介護福祉施設でハーモニカのボランティア活動を続ける 菅 道一(すが みちかず)さん 緑町在住 69歳
響け音楽の力いつまでも
○…100曲以上の中から季節や好みに合わせて選曲し、大きな文字で歌詞が書かれたソングシートを持っていく。「顔が見えるから、歌詞カードは配らない。目と目でも会話ができるはず」。早期退職して13年、介護職に就いたと同時に始めたハーモニカボランティアは、介護施設の利用者が歌えることが前提。「非日常に触れ、昔を思い出し楽しんでくれるのがうれしい」。普段は表情の無いような人に笑顔が生まれることもあるという。「音楽には力がある」。力強く語った。
○…ハーモニカは父が小学6年のクリスマスにプレゼントしてくれた。それからというもの、ギターが流行っても、楽しい時も悲しい時も、傍らにはハーモニカがあった。
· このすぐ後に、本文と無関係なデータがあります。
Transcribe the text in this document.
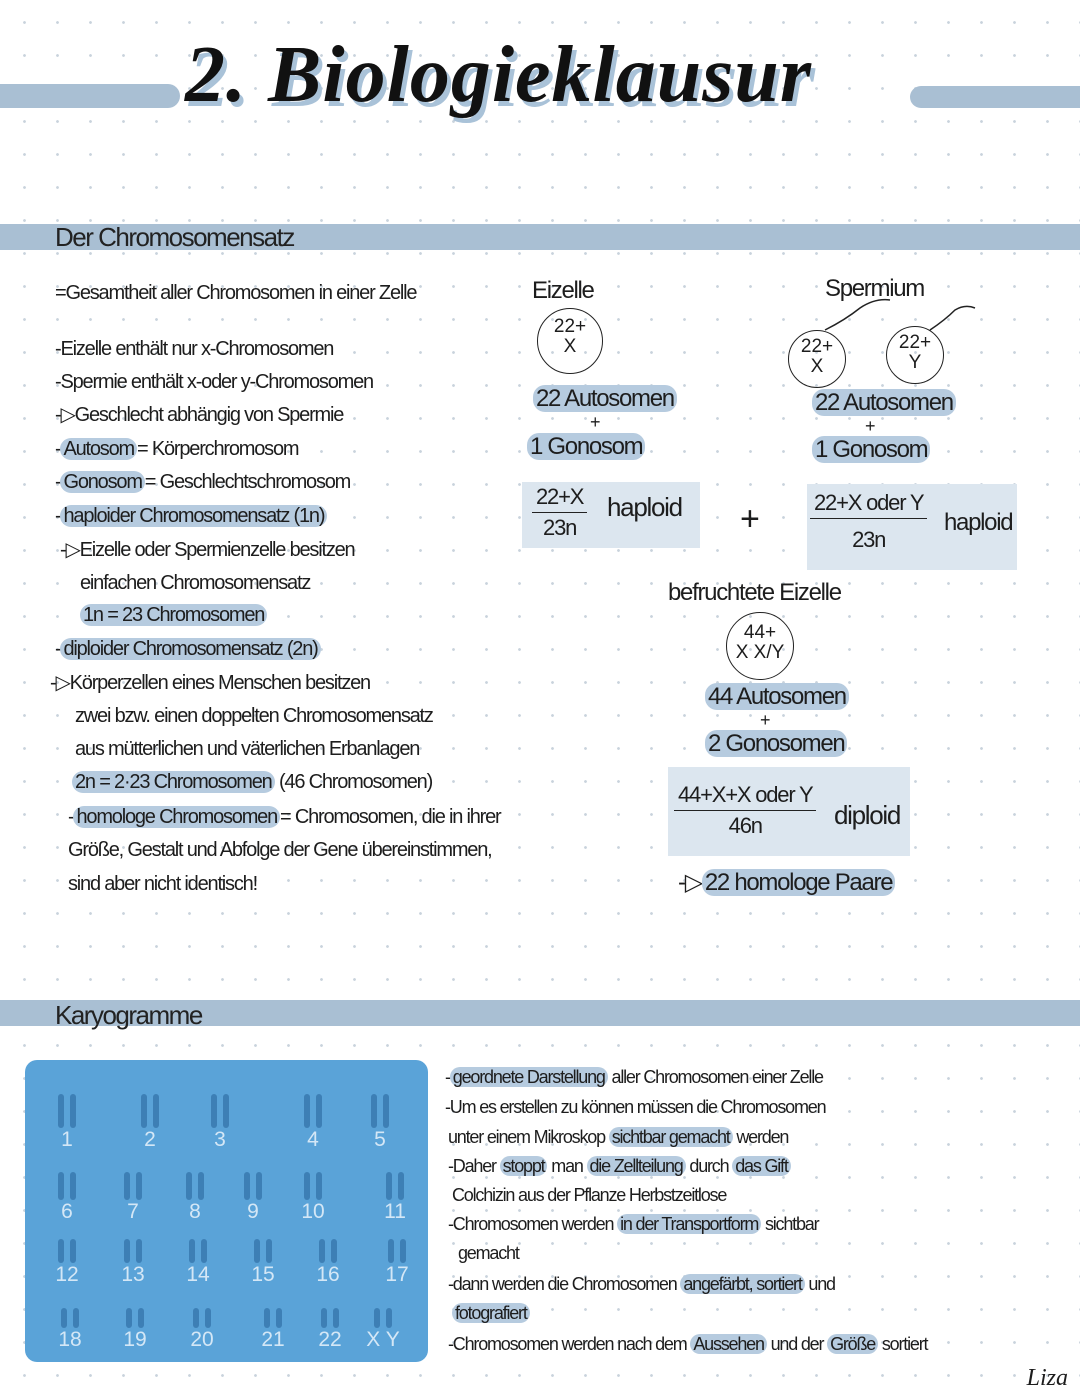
2. Biologieklausur
Der Chromosomensatz
=Gesamtheit aller Chromosomen in einer Zelle
-Eizelle enthält nur x-Chromosomen
-Spermie enthält x-oder y-Chromosomen
-▷Geschlecht abhängig von Spermie
- Autosom = Körperchromosom
- Gonosom = Geschlechtschromosom
- haploider Chromosomensatz (1n)
-▷Eizelle oder Spermienzelle besitzen
einfachen Chromosomensatz
1n = 23 Chromosomen
- diploider Chromosomensatz (2n)
-▷Körperzellen eines Menschen besitzen
zwei bzw. einen doppelten Chromosomensatz
aus mütterlichen und väterlichen Erbanlagen
2n = 2·23 Chromosomen (46 Chromosomen)
- homologe Chromosomen = Chromosomen, die in ihrer
Größe, Gestalt und Abfolge der Gene übereinstimmen,
sind aber nicht identisch!
Eizelle
22+
X
22 Autosomen
+
1 Gonosom
$\frac{22+X}{23n}$ haploid +
Spermium
22+
X
22+
Y
22 Autosomen
+
1 Gonosom
22+X oder Y
23n
haploid
befruchtete Eizelle
44+
X X/Y
44 Autosomen
+
2 Gonosomen
44+X+X oder Y
46n	diploid
-▷ 22 homologe Paare
Karyogramme
1	2	3	4	5
6	7 8 9 10	11
12 13 14 15 16 17
18 19 20 21 22 X Y
- geordnete Darstellung aller Chromosomen einer Zelle
-Um es erstellen zu können müssen die Chromosomen
unter einem Mikroskop sichtbar gemacht werden
-Daher stoppt man die Zellteilung durch das Gift
Colchizin aus der Pflanze Herbstzeitlose
-Chromosomen werden in der Transportform sichtbar
gemacht
-dann werden die Chromosomen angefärbt, sortiert und
fotografiert
-Chromosomen werden nach dem Aussehen und der Größe sortiert
Liza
結婚し2人の子どもが産まれるが、愛する妻がガンに蝕まれてしまう。切除手術をするも再発し、結婚10年も経たないうちに亡き人となってしまった。「彼女に大したことをしてやれなかった」と寂しそうに俯いた。「看取ることは、とても辛く悲しい。いつかそんな人の手助けができたら」。そんな思いから、介護とボランティアを「いつかやるんだ」と胸に秘めていた。以来男手一つで子ども2人を育て、今も毎月命日には、墓前に少しもの悲しいハーモニカの音色が響いている。
○…横浜に生まれ、小学生の時に父の仕事の関係で秦野に引っ越してきた。「良い友人たちに恵まれ、すぐに馴染んだ」。就職し離れていた秦野に昨年再び戻り「竹馬の友との親交を忙しいほど温めていますよ」とにっこり。かたわら息子夫婦と韓国に足を運び、現地でもボランティア活動に励んだ。「いつか意思疎通できるように」と毎週韓国語教室に通う。「東京五輪までには道案内ができる位にはなるよ」と意欲満々。「歳を重ねることを恐れないでほしい。『今さら』ではなくて『今から』ですよ」。力強く心地よいハーモニカのメロディーが、お年寄りたちに活力を与える。